An equivalent circuit diagram showing a liquid crystal display section of a matrix type color liquid crystal display device, FIG. 22 is a sectional view showing a part of the liquid crystal display device shown in FIG. 1, and FIG. 23 is a diagram showing another liquid crystal display according to the present invention. FIGS. 24 and 25 are cross-sectional views showing a part of the device, and are plan views of essential parts showing one pixel of a liquid crystal display section of a conventional liquid crystal display device. SUB...Transparent glass substrate GL...Scanning signal line DL...Video signal line GI...Insulating film GT...Gate electrode AS...I-type semiconductor layer SD...Source electrode or drain electrode psv...

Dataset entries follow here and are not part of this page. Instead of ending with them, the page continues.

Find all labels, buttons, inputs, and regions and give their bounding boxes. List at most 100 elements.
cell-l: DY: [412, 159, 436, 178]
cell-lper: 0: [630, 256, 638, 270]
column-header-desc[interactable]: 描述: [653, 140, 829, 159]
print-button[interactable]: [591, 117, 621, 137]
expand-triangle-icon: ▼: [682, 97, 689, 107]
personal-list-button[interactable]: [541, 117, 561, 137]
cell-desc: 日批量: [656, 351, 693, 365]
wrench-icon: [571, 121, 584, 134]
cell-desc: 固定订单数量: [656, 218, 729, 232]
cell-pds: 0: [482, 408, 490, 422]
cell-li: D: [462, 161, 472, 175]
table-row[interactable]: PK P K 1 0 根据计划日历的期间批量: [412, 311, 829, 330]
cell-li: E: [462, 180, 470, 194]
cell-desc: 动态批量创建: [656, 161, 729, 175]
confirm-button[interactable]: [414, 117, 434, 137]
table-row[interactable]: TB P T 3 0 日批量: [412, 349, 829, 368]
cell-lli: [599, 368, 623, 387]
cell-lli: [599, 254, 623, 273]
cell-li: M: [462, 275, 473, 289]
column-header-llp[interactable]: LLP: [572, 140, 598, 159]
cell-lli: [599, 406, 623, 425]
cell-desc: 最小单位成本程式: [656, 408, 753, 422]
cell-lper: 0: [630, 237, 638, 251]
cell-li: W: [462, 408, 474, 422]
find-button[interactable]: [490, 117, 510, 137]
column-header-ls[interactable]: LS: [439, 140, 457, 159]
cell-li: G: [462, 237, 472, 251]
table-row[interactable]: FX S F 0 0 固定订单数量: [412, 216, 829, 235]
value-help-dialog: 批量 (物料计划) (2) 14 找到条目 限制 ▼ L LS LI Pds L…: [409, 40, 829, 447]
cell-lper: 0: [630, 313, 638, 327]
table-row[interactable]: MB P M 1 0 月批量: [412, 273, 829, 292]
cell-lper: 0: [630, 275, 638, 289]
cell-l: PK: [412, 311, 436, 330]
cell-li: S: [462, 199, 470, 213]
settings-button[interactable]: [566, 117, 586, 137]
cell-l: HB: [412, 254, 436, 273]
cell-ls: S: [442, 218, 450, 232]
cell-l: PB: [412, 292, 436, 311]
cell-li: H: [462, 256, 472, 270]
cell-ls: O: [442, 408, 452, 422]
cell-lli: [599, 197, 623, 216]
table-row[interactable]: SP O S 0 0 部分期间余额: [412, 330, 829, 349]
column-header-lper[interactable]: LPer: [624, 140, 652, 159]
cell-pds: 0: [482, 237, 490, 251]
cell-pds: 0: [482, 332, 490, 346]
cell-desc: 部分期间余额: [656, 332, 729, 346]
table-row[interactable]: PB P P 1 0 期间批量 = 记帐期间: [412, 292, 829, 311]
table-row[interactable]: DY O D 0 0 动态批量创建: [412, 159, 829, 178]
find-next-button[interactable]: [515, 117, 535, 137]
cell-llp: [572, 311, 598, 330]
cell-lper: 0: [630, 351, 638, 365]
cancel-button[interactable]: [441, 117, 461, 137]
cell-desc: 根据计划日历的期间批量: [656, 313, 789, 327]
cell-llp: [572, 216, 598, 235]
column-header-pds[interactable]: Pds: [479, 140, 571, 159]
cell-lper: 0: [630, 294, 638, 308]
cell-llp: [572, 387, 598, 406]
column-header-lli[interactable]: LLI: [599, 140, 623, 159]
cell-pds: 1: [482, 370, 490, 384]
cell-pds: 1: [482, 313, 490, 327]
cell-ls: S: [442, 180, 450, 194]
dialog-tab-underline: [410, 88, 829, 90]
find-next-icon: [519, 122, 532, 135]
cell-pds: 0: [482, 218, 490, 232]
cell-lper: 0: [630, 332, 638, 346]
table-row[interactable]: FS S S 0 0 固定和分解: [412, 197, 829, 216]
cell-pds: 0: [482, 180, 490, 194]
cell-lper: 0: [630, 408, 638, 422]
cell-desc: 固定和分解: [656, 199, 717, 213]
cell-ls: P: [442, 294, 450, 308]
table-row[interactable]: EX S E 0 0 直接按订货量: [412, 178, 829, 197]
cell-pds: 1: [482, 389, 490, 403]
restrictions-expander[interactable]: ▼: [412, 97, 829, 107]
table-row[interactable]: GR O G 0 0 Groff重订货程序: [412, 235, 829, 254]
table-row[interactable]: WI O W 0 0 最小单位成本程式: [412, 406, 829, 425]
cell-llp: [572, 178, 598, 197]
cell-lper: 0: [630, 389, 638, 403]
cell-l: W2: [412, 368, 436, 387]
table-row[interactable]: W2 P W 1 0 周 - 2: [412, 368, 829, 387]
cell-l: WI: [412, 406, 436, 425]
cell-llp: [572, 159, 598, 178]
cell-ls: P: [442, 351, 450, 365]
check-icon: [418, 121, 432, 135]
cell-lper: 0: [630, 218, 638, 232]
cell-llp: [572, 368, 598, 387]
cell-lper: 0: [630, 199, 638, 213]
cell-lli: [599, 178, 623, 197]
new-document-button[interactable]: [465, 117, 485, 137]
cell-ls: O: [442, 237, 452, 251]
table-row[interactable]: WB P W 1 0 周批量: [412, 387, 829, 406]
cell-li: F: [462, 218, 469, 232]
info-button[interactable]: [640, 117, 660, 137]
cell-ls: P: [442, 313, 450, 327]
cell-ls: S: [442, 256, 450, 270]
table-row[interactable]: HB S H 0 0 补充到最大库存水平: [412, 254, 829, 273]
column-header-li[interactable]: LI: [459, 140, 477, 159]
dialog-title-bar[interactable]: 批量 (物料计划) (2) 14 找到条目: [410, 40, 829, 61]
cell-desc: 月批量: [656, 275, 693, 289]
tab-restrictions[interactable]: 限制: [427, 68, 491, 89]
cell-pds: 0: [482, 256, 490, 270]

Protective film LS...Light shielding film LC...Liquid crystal TPT...Thin film transistor ITO (COM.)...Transparent pixel electrode g. d...Conductive film C add...Holding capacitance element Cgs...Superposition capacitance C pix...Liquid crystal capacitance BM...Black matrix pattern No. 1 Figure GT-----One piece, one} electrode Codd T--One electrode Otoku Fig. 16 Fig. 18 VLc t] t2 t3 t4 Fig. 22 As Fig. 23

Claims (1)

[Scope of Claims] 1. In an active matrix type liquid crystal display device in which a thin film transistor and a pixel electrode are one component of a pixel, the width of the portion of the gate electrode outside the both sides of the source electrode is equal to the width of the source electrode. A liquid crystal display device characterized in that the width of the overlapping portion is the same as the width of the overlapping portion, and the width of the portion of the source electrode outside both sides of the gate electrode is the same as the width of the overlapping portion with the gate electrode. 2. In an active matrix type liquid crystal display device in which a thin film transistor and a pixel electrode constitute one component of a pixel, the width of the portion of the pixel electrode outside both sides of the electrode of the storage capacitor element is defined as the electrode of the storage capacitor element. The width of the portion of the electrode of the storage capacitor element outside both sides of the pixel electrode is the same as the width of the portion overlapped with the pixel electrode. LCD display device.